12/07/2011
Come è possibile che di fronte alcuni piatti particolarmente prelibati, ma il più delle volte non propriamente salutisti, ci sentiamo come drogati? Per esempio, una porzione di patatine fritte croccanti riesce a far vacillare anche le coscienze più solide. La tentazione, si dice, fa l'uomo ladro e, in men che non si dica, le patatine si volatilizzano nel piatto. Uno studio pubblicato su Pnas prova a dare una spiegazione: Daniele Piomelli dell'Istituto italiano di tecnologia e Nicholas Di Patrizio dell'Università della California, hanno infatti spiegato che questi cibi innescano realmente un meccanismo biologico simile a quello provocato dagli stupefacenti.

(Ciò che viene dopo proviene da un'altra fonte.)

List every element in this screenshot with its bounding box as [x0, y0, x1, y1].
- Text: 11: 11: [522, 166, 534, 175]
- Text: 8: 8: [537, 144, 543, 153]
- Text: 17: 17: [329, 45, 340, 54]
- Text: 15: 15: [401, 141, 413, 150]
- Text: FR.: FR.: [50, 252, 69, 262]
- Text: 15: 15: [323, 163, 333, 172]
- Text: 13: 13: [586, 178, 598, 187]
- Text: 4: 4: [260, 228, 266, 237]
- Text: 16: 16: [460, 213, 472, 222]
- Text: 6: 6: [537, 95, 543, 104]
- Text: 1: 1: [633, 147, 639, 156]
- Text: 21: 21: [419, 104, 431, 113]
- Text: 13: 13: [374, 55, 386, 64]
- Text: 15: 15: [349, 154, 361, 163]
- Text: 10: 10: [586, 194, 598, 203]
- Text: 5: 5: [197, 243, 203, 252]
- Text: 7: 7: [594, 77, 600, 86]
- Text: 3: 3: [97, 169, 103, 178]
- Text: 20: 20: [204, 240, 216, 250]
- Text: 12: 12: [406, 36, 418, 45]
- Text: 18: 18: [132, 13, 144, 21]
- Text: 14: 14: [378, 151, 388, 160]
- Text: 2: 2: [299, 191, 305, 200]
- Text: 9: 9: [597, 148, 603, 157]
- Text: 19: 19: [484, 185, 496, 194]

Responsabili di indurre in tentazione sono gli endocannabinoidi, sostanze prodotte naturalmente dall'organismo e capaci di legare gli stessi recettori riconosciuti anche dal principio attivo della marijuana (thc). Questo almeno è il risultato di una ricerca finora condotta sui topi: tutto comincerebbe già dal momento dell'assunzione del cibo, quindi dalla bocca. Gli alimenti grassi infatti darebbero il via a un messaggio molecolare diretto al cervello e, da qui, alle cellule intestinali passando attraverso il nervo vago. Queste ultime vengono "spinte" a rilasciare endocannabinoidi e ad avviare una serie di nuovi segnali che richiedono l'assunzione indiscriminata di altri cibi grassi.

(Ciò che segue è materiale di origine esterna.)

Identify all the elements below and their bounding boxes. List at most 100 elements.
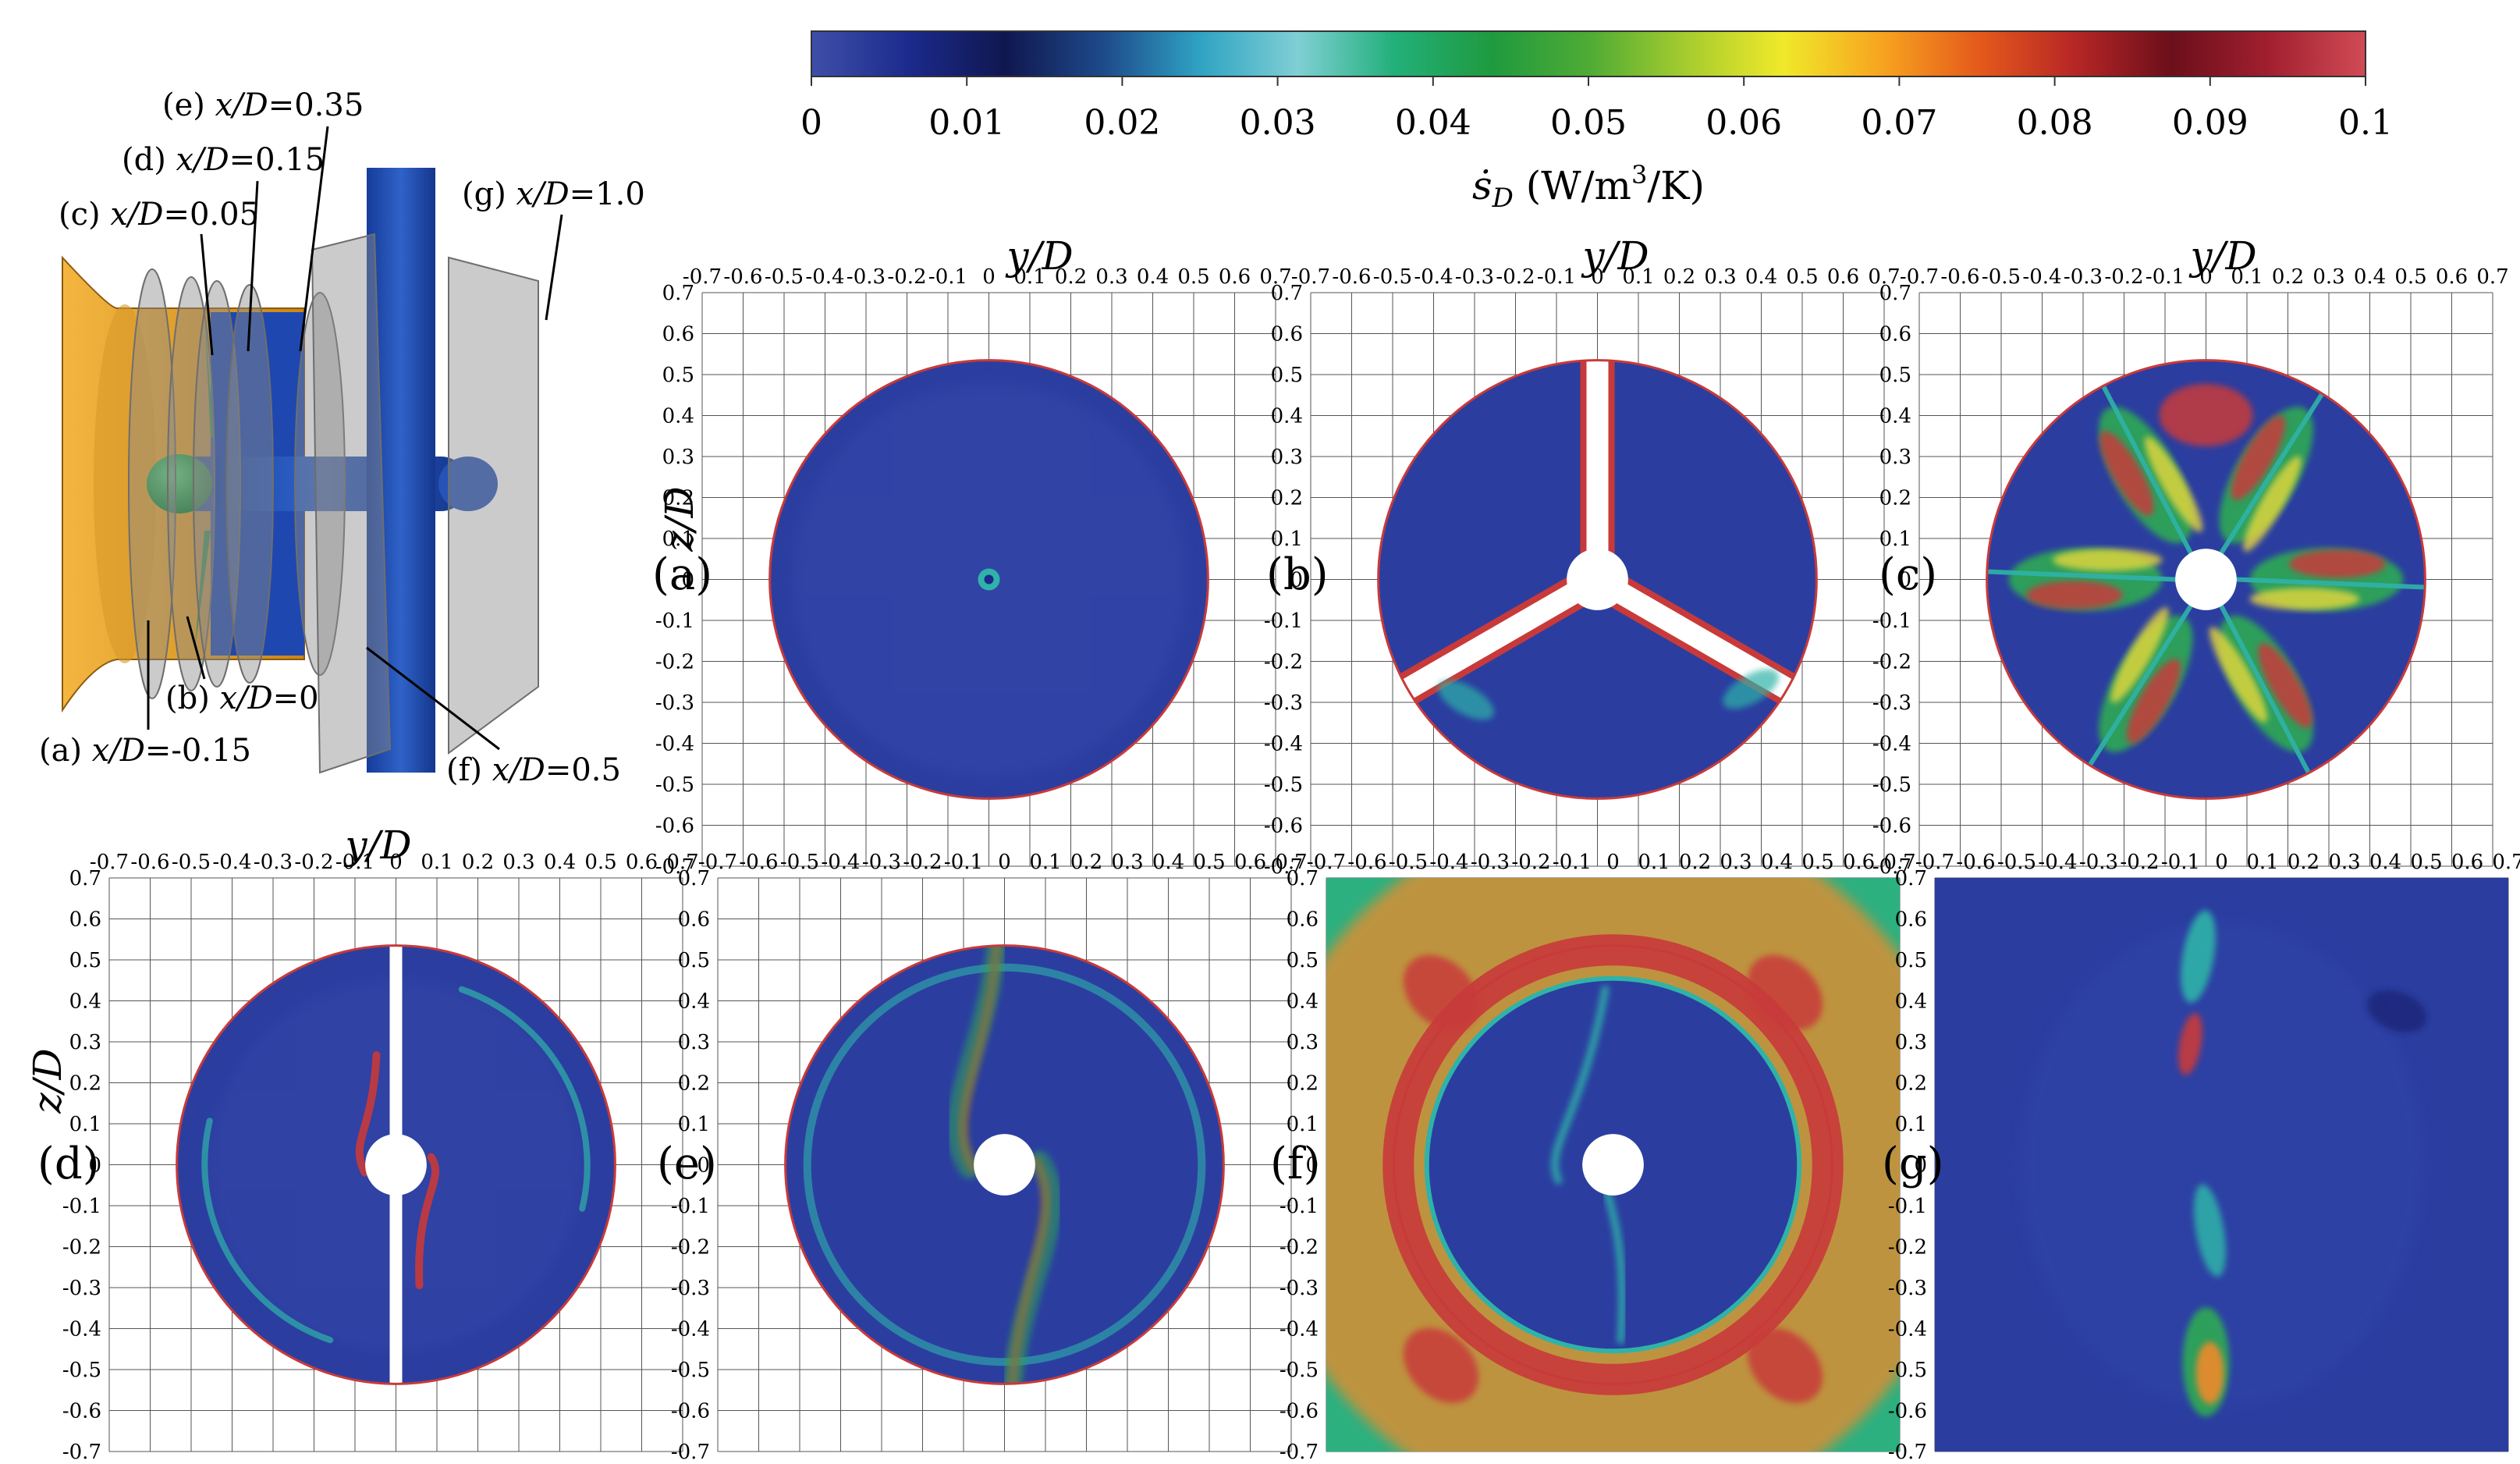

Questo procedimento non succederebbe, invece, con sostanze come gli zuccheri o le proteine. Secondo gli studiosi “si potrebbe utilizzare un farmaco in grado di ‘intasare’ i ricettori degli endocannabinoidi; un farmaco che per altro, agendo a livello intestinale, non interferirebbe sul sistema celebrale evitando di causare effetti collaterali come ansia e depressione”.